必要な悪
盥一杯に用意された湯に浸かる前に、洗面器に湯を移して、髪を浸す。血を含んだ髪を浸せば、たちまちに、お湯は真っ赤に、染まった。ほとんどの血は、髪と服に吸われていたが、所々は、肌まで血で、染まっている。
それだけ血が、流れたのだ。
深く息を吐き、部屋の隅に置いたユキオオカミの子供の毛皮を見る。
あれを渡せば、騎士は引き下がる、だろう。階下にいた騎士は、シウィやラディを恐れているようだった。ユキオオカミの恐ろしさは身に、染みていて、だが、王命だけに、諦めるわけにも、行かない、のだ。
お湯を変えて、もう一度血を流してから、髪と身体を洗う。どこもかしこも、血の匂いが、染み付いていた。
仔狼の皮を渡せば彼らは王に言い訳が立つ。無理にほかのユキオオカミに、手を出す必要もない。
けれど。
無垢な毛皮を強欲で愚かな王の手に、渡したくない。
ざばり、と、頭からお湯を被る。流れ落ちたお湯は、まだ、赤かった。
もう一度、髪と身体を洗い、お湯を被る。
ようやく、お湯を赤く、染めなくなった身体を、盥の湯に、浸ける。
「シウィ」
石鹸の泡を嫌がって、離れていたシウィ、を呼べば、ととと、と、近付いて、来た。
「ねぇ、許して、くれる?」
シウィはまだ、話せない。ラディは、よく喋っていた、から、ラディの方がシウィより、年嵩、なのだろう。

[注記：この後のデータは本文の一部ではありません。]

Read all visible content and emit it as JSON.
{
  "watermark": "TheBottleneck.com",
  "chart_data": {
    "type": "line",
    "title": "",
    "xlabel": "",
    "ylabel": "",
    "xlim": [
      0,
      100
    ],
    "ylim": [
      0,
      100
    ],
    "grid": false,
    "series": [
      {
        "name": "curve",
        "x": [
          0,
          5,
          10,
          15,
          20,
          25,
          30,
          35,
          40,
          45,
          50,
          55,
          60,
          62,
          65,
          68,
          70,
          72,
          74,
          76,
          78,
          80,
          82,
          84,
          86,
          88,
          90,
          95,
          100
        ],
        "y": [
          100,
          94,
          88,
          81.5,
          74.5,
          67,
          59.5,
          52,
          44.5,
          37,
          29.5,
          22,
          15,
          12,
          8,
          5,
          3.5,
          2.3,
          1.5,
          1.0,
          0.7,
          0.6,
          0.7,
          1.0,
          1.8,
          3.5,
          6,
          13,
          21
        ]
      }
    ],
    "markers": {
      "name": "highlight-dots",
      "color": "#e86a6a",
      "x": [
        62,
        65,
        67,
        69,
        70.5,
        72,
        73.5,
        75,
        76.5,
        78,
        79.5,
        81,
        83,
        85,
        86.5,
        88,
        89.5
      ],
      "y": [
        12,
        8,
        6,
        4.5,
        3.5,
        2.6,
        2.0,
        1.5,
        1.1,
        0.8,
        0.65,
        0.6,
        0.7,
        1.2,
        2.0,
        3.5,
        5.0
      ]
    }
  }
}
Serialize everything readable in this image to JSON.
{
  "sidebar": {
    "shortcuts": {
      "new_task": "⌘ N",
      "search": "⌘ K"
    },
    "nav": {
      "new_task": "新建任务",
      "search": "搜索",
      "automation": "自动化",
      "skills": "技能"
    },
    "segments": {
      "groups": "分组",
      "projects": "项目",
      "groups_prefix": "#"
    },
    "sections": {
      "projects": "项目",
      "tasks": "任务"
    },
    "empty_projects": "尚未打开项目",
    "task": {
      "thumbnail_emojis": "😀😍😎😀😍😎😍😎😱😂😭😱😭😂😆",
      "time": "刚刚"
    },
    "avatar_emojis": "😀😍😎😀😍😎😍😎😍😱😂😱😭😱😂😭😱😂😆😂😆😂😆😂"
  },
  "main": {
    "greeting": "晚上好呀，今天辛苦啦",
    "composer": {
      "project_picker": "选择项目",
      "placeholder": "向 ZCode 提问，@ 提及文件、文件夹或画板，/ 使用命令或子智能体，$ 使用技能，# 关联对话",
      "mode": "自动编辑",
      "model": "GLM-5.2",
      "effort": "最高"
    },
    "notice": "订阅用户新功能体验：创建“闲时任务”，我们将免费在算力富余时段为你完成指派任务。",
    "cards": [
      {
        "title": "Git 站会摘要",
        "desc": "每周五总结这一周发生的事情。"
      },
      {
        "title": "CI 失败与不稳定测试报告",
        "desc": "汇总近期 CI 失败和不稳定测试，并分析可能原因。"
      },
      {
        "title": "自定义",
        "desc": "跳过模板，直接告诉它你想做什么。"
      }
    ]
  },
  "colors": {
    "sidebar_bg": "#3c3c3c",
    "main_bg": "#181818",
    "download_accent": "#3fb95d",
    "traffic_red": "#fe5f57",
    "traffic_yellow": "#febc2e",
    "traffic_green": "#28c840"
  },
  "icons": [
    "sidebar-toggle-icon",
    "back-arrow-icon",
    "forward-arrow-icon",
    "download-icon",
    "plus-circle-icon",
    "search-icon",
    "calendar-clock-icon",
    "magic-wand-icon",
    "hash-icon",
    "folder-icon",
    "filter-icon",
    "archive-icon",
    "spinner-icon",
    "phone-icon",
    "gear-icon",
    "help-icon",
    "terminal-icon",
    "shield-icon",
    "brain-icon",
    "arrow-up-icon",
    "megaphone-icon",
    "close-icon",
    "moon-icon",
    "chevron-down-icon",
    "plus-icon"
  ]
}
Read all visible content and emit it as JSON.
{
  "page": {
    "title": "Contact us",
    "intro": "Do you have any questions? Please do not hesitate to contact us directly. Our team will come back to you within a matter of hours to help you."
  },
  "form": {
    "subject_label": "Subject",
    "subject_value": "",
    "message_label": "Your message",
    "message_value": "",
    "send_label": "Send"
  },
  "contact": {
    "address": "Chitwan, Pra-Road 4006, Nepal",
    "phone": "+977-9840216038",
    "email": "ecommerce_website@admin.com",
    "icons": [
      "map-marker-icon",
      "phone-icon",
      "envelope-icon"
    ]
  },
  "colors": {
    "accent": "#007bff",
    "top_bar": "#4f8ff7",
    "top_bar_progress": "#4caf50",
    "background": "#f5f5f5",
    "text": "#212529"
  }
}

明確な答えがないのを、良いことに、許されたと思う、ことにする。
「ありがとう」
盥のふちに背を、預けて、目を閉じる。どこかから、遠吠えが、聞こえた。
「ごめんね」
呟けば、ペロリ、と、頬を、舐められた。息を吐いて、笑う。
「ありが、とう」
この村には、恩が、ある。親を亡くした、不気味な髪の、子供を、捨ても売りもせず、ここまで育てて、くれた。
だから、仕方、ない。
仕方ない、のだ。
パシャリ、と、お湯で顔を、洗う。
飛沫の流れ弾に当たったらしいシウィが、クン、と、鼻を鳴らした。
「ごめんごめん」
謝って、濡れた手でシウィをなでれば、露骨に、迷惑そうな顔を、された。シウィは綺麗好きだ。
仕返しとばかりに、洗ったばかりの顔中を、舐められる。
「やめてやめて」
反撃に、パシャン、と、お湯を、跳ねさせる。
「大丈夫。泣いて、ないよ」
もう一度、お湯で顔を洗って、盥から抜け出す。待っていたとばかりに、シウィが残り湯に浸かった。盥にお湯を張ったときは、いつもこう。シウィは綺麗好きだ。
お湯に真っ白な毛を揺らす、シウィを、横目に、濡れた身体を拭く。いまいちど、隅の毛皮を見て、息を吐いた。
放って置いても痛むばかりだ。きちんと洗って、鞣さないと。
長く深く、息を吐き出して、呟く。
「大丈夫」
仕方ない。わたしには、シウィがいる。だから、大丈夫。